Normalized Loss Functions for Deep Learning with Noisy Labels: A Comprehensive Review

Introduction

The paper addresses the challenge of effectively training deep neural networks (DNNs) in the presence of noisy labels, which is both a practical necessity and a significant research focus due to its implications for real-world applications where perfect data is seldom available. The authors introduce a novel framework called Active Passive Loss (APL), which aims to enhance the robustness of loss functions used in DNN training. The premise of the work is grounded in the assertion that while numerous loss functions have been partially robust to noisy labels, none have achieved complete robustness without suffering from underfitting.

Theoretical Contributions

The cornerstone of the paper's theoretical contribution is the demonstration that any loss function can be rendered robust to noisy labels through a simple normalization process. This principle is not only substantiated through rigorous theoretical proofs but also through empirical validation across multiple datasets and noise settings. This finding challenges the current understanding and design of robust loss functions, marking a significant theoretical advancement.

In detail, the paper meticulously conceptualizes the robustness of normalized losses under both symmetric and asymmetric noise conditions. The normalization is shown to maintain robustness by modifying the denominator of existing loss functions to include a comprehensive sum over all class predictions, hence achieving a constant sum condition that is pivotal for noise robustness.

Practical Implementation: Active Passive Loss (APL)

The APL framework is proposed to counteract the underfitting issue identified in purely robust loss functions. The paper categorizes existing loss functions as either "Active," which optimizes solely for the labeled class, or "Passive," which also minimizes other class probabilities. The APL combines these two approaches to create loss functions that simultaneously leverage the advantages of both active and passive learning.

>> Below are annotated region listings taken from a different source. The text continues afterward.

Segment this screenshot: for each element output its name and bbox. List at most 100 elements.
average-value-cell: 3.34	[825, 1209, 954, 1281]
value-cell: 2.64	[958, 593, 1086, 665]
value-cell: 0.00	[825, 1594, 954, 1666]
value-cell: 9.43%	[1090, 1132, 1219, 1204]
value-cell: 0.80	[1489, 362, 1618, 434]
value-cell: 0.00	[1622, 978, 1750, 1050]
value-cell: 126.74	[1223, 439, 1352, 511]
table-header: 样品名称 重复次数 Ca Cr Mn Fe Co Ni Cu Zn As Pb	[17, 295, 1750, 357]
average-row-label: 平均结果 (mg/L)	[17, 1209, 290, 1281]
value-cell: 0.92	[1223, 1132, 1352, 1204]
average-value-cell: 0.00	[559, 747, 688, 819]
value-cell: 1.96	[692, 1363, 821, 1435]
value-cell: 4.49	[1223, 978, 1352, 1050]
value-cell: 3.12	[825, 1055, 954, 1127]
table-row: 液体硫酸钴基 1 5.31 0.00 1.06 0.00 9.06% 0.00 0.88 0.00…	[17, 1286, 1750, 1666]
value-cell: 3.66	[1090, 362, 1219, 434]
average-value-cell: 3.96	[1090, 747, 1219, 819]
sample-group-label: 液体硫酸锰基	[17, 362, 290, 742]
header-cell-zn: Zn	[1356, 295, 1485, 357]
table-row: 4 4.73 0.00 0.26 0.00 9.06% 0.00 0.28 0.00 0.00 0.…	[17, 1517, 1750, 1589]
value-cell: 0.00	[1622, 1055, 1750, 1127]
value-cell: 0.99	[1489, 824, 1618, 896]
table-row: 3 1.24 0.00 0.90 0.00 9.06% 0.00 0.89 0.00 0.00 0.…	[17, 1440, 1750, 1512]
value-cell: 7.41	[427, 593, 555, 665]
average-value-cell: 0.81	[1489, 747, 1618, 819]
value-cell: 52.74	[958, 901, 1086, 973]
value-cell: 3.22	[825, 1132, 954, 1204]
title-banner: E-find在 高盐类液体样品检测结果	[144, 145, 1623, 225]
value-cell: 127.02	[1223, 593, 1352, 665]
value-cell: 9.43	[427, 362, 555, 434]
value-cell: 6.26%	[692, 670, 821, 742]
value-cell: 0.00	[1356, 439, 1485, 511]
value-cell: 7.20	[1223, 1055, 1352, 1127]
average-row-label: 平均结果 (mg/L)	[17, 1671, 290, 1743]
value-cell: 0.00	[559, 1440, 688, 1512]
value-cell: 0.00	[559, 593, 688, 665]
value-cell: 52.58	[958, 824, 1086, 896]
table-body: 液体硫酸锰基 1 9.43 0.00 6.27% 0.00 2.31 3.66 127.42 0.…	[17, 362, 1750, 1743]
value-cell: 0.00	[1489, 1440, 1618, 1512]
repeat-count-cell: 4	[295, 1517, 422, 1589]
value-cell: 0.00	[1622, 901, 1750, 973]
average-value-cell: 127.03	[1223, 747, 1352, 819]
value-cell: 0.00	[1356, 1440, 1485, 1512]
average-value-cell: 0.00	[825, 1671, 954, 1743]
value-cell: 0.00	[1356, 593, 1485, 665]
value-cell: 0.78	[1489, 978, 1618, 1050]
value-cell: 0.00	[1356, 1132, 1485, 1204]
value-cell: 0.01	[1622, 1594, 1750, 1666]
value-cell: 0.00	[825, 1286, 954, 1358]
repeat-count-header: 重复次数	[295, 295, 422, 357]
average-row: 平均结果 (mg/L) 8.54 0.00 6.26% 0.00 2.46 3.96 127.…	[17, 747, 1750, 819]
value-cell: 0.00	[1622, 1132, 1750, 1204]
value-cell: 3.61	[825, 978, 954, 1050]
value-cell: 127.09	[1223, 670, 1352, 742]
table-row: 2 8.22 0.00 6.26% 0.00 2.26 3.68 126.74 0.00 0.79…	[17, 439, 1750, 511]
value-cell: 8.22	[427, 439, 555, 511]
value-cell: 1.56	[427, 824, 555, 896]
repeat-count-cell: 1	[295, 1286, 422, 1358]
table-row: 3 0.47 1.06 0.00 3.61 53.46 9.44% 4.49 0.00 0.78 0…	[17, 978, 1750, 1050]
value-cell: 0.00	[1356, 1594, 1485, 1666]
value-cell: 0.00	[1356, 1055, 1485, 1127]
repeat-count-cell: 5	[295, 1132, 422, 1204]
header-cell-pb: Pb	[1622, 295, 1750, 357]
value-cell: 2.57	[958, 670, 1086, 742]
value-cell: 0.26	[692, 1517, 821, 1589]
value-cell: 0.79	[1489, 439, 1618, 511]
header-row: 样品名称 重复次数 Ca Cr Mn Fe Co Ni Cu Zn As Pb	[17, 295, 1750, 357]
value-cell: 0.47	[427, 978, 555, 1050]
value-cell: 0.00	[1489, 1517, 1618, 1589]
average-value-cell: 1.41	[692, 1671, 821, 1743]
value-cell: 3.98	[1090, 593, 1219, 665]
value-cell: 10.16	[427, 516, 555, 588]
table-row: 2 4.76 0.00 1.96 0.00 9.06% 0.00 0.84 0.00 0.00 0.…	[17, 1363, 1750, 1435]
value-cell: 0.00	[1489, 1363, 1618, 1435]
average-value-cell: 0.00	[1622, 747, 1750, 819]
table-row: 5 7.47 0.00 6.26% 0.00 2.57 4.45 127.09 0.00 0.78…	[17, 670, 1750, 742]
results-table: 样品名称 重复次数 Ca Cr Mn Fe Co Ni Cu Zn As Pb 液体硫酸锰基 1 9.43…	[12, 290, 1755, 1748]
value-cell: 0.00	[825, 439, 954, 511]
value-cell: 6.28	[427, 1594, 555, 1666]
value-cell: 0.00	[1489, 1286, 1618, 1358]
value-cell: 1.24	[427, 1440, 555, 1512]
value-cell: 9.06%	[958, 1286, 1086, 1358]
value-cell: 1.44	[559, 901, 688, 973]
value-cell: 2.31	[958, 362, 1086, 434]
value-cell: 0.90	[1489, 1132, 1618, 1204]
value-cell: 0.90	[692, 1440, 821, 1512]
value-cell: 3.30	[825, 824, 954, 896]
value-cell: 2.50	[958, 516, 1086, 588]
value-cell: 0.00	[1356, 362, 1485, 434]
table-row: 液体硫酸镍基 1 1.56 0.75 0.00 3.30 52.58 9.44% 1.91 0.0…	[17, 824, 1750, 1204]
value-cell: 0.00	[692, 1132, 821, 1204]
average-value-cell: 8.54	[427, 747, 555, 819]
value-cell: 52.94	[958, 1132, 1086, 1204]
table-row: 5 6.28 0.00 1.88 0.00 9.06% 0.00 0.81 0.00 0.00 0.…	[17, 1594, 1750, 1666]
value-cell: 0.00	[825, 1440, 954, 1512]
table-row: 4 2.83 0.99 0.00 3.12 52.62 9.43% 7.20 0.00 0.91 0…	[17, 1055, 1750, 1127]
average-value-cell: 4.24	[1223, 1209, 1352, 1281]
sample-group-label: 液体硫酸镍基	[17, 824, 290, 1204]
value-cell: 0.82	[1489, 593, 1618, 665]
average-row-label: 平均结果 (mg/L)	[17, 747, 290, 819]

The insight here is crucial; by actively engaging both maximizing correct and minimizing incorrect class predictions, APL addresses underfitting while retaining theoretical robustness.

Experimental Evaluation

The experimental analysis includes testing on benchmark datasets such as MNIST, CIFAR-10, CIFAR-100, and real-world datasets like WebVision, simulating both synthetic and real noisy label conditions. Empirical results show that APL-based loss functions outperform state-of-the-art techniques, particularly under high noise rates. For instance, on CIFAR-100 with 0.8 symmetric noise, models trained with APL loss functions significantly exceeded the performance of baseline approaches by improving accuracy by at least 9%.

Discussion and Implications

The implications of this research are broad, impacting both theoretical and practical fronts in AI and machine learning. Theoretically, it shifts the paradigm of loss function design towards a more inclusive understanding of robustness. Practically, it provides a blueprint for developing resilient models that can maintain high performance even when data quality is compromised.

Additionally, the paper opens new avenues for future work, particularly in exploring further combinations and characterizations of active and passive losses in other domains where label noise is prevalent. As AI systems proliferate into various sectors, the ability to handle noisy data with robust loss functions such as those presented in this paper will become increasingly crucial.

Conclusion

This paper offers profound insights into the training of DNNs under noisy label conditions, addressing both theoretical and practical challenges through its proposed Active Passive Loss framework. The normalization approach to achieving robustness and the characterization of existing loss functions into active and passive categories presents a novel strategy that is both intuitive and empirically validated. As deep learning applications continue to expand, these contributions will serve as foundational tools in enhancing model reliability and performance in the face of data imperfections.